Introduction to the Unit

• Lecturer / Unit coordinator: Dr. Srikshanda
• Week 1 provides an orientation; students should also watch the separate orientation video.
• Aim: supply knowledge & practical skills to appraise and evaluate health-related evidence so that you can practise Evidence-Based Medicine / Evidence-Based Health Care (EBHC).
• Being an informed health professional is essential, not optional, in contemporary practice.

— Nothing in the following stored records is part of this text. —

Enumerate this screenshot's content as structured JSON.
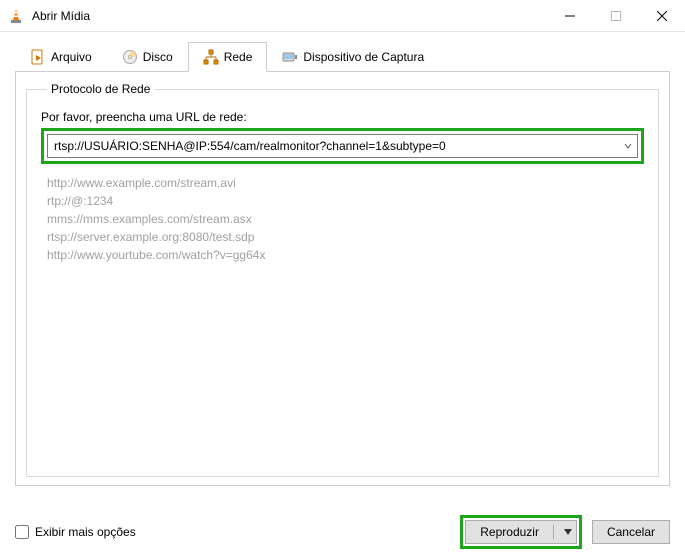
{
  "window": {
    "title": "Abrir Mídia"
  },
  "tabs": {
    "file": "Arquivo",
    "disc": "Disco",
    "network": "Rede",
    "capture": "Dispositivo de Captura"
  },
  "network": {
    "legend": "Protocolo de Rede",
    "prompt": "Por favor, preencha uma URL de rede:",
    "url_value": "rtsp://USUÁRIO:SENHA@IP:554/cam/realmonitor?channel=1&subtype=0",
    "examples": {
      "e1": "http://www.example.com/stream.avi",
      "e2": "rtp://@:1234",
      "e3": "mms://mms.examples.com/stream.asx",
      "e4": "rtsp://server.example.org:8080/test.sdp",
      "e5": "http://www.yourtube.com/watch?v=gg64x"
    }
  },
  "footer": {
    "more_options": "Exibir mais opções",
    "play": "Reproduzir",
    "cancel": "Cancelar"
  }
}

Why Evidence-Based Health Care Matters

• EBHC = management of patients/clients using the current best evidence of effectiveness.
• 5 classic EBHC steps
  • 1 – Identify an unanswered question/uncertainty.
  • 2 – Search current literature to see whether an answer already exists.
  • 3 – Critically appraise the located evidence (validity, reliability, applicability).
  • 4 – Apply the best evidence in practice.
  • 5 – Evaluate implementation outcomes later and feed findings back into practice.
• Key appraisal criteria
  • Validity – truth/accuracy of results.
  • Reliability – consistency/repeatability if the study were replicated.
  • Applicability – relevance to your local patient or client population.
• Three EBHC building blocks:
  1. Best available evidence.
  2. Clinical expertise.
  3. Patient values & circumstances.
• This unit specifically trains you to determine “what is the best available evidence?”

Unit Learning Outcomes

• Analyse different data types and apply appropriate statistical tests.
• Understand how information is generated through epidemiological study designs.
• Perform and interpret statistical inference – drawing conclusions about populations from samples.
• Differentiate between parametric vs non-parametric tests and know when each is suitable.
• Evaluate the accuracy of screening and diagnostic tests (sensitivity, specificity, predictive values, etc.).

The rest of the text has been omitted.